Terrapin Station wrote: ↑May 4th, 2021, 6:16 pm
??? First, you seem to not be getting, or to simply be ignoring (maybe because you're objecting to it, but you're not very well explaining just what the objection is supposed to be) that "initial existents either always existed or 'came from nowhere'" is NOT ABOUT REALISM. It's a truism about whatever existents we posit, real, ideal, whatever.
There is something that precedes the assumption that there are just 'two options' to explain an existent. It is
ontological realism at the core, the idea that an existent is 'real' and requires a cause (the idea that
it either 'always existed' or 'came from nowhere').
What I intended to denote is that you hold '
objective reality' as something non-disputable while that idea is based on the
belief that underlays ontological realism. That underlying belief is questionable.
You previously mentioned the following, which provides evidence:
Terrapin Station wrote: ↑May 4th, 2021, 6:16 pm
First, why would "what causes reality to exist" be necessary for knowing whether there is reality? (Keeping in mind that by "reality" here we're referring to the objective world.)
The fact that you consider that there are just two possible options to explain an existent, and that it applies to any ontological theory, including ontological idealism, and that you find those two options 'counter intuitive', indicates that the underlying belief or assumption that 'objective reality' is something to assume within any context of thinking, may be wrong.
Terrapin Station wrote: ↑May 4th, 2021, 6:20 pm
I mean, I just explained that in the post you're responding to, but you're not addressing it, and you're instead continuing to double-down on the misconception that it's something unique to realism.
Why are you doing that? Why did I bother explaining to you that that was nothing particularly about realism if you're just going to ignore the correction?
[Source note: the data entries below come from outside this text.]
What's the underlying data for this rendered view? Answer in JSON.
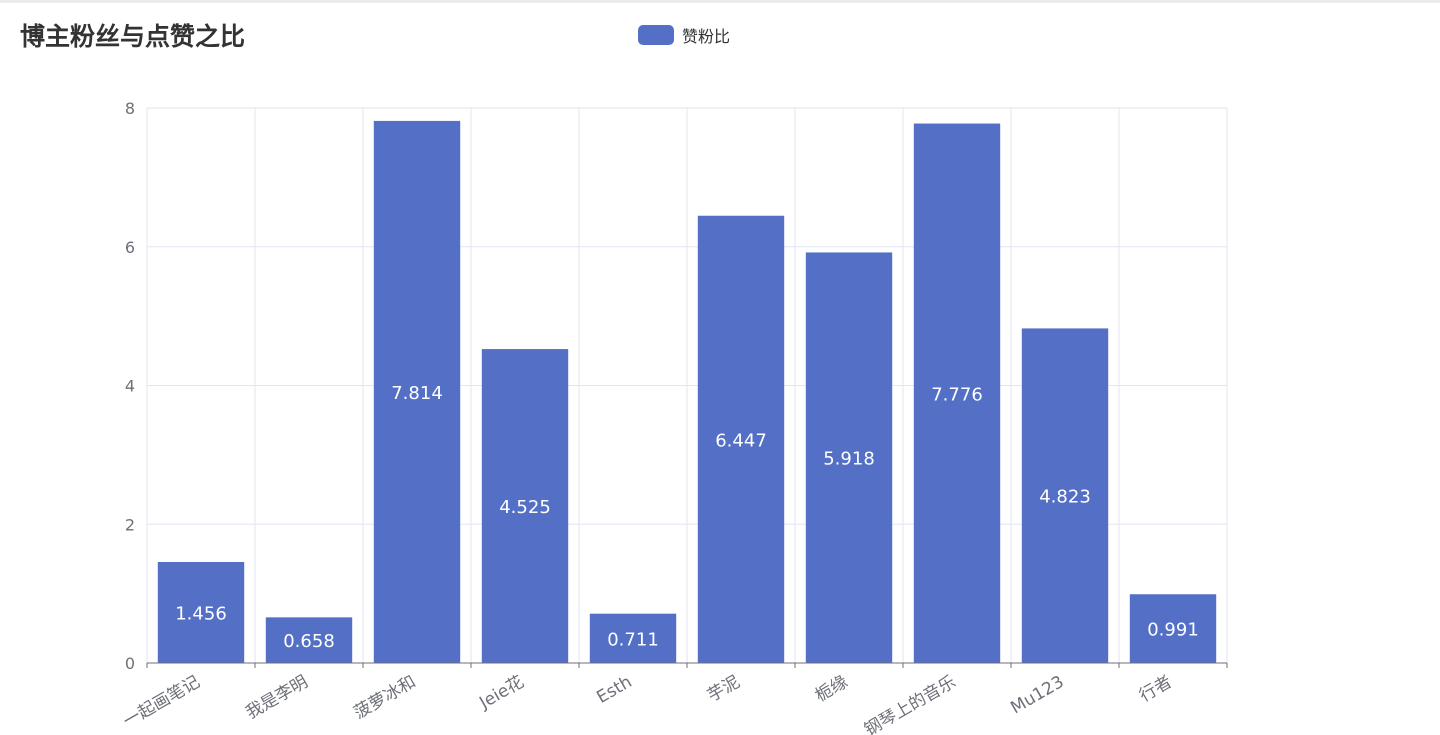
{
  "chart_data": {
    "type": "bar",
    "title": "博主粉丝与点赞之比",
    "categories": [
      "一起画笔记",
      "我是李明",
      "菠萝冰和",
      "Jeie花",
      "Esth",
      "芋泥",
      "栀缘",
      "钢琴上的音乐",
      "Mu123",
      "行者"
    ],
    "series": [
      {
        "name": "赞粉比",
        "values": [
          1.456,
          0.658,
          7.814,
          4.525,
          0.711,
          6.447,
          5.918,
          7.776,
          4.823,
          0.991
        ],
        "color": "#5470c6"
      }
    ],
    "value_labels": [
      "1.456",
      "0.658",
      "7.814",
      "4.525",
      "0.711",
      "6.447",
      "5.918",
      "7.776",
      "4.823",
      "0.991"
    ],
    "ylim": [
      0,
      8
    ],
    "yticks": [
      "0",
      "2",
      "4",
      "6",
      "8"
    ],
    "xlabel": "",
    "ylabel": "",
    "grid": true,
    "legend_position": "top-center",
    "colors": {
      "bar": "#5470c6",
      "grid": "#e0e6f1",
      "axis": "#6e7079",
      "label": "#ffffff"
    }
  }
}
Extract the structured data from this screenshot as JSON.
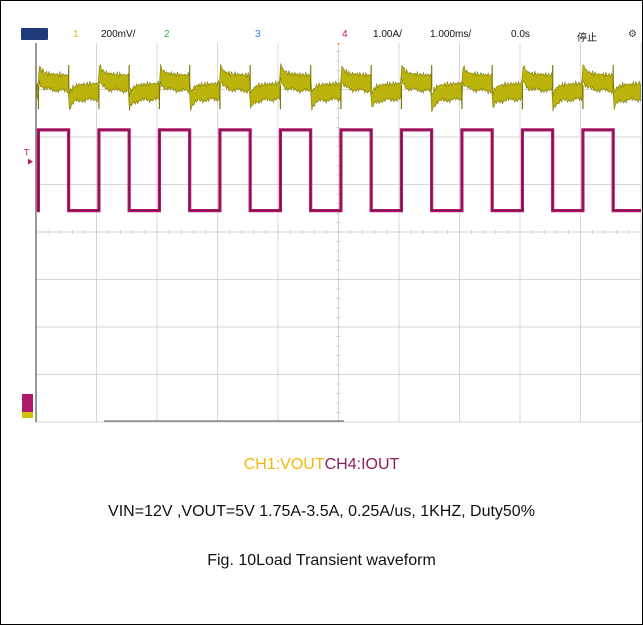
{
  "status_bar": {
    "run_indicator": "",
    "ch1_label": "1",
    "ch1_scale": "200mV/",
    "ch2_label": "2",
    "ch3_label": "3",
    "ch4_label": "4",
    "ch4_scale": "1.00A/",
    "timebase": "1.000ms/",
    "trigger_position": "0.0s",
    "run_state": "停止",
    "more_icon": "settings-icon"
  },
  "colors": {
    "ch1": "#b8b000",
    "ch4": "#b01a6c",
    "grid": "#c8c8c8",
    "caption_ch1": "#f2b705",
    "caption_ch4": "#8a1d5a"
  },
  "chart_data": {
    "type": "line",
    "x_units": "ms",
    "x_division": 1.0,
    "x_range": [
      0,
      10
    ],
    "series": [
      {
        "name": "CH1:VOUT",
        "scale": "200mV/",
        "waveform": "ripple with transient spikes at each load step",
        "period_ms": 1.0,
        "duty": 0.5
      },
      {
        "name": "CH4:IOUT",
        "scale": "1.00A/",
        "waveform": "square",
        "low_A": 1.75,
        "high_A": 3.5,
        "period_ms": 1.0,
        "duty": 0.5
      }
    ],
    "grid": true
  },
  "caption": {
    "ch1_text": "CH1:VOUT",
    "ch4_text": "CH4:IOUT",
    "conditions": "VIN=12V ,VOUT=5V 1.75A-3.5A, 0.25A/us, 1KHZ, Duty50%",
    "figure_title": "Fig. 10Load Transient waveform"
  }
}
As mentioned, the idea that an 'existent' is real (and thus a start point for explaining the fundamental nature of reality), is based on the
belief that underlays ontological realism. It is the belief that
objective reality is ultimately something non-disputable within any context of thinking.
The error is perhaps to be found in the idea that causality ultimately applies to any attempt to explain the fundamental nature of reality. As shown in the OP, many major philosophers have used causality to conclude that the Universe must have had a begin or "First Cause".
My argument has been that a "First Cause" cannot logically exist, because a begin implies the start of a pattern and a pattern is bound by observation, thus, the observer (mind) must precede reality and cannot have a begin.
The cited study in the OP indicates that '
entanglement by kind' is possible. This could be a major clue to explain the fundamental nature of reality.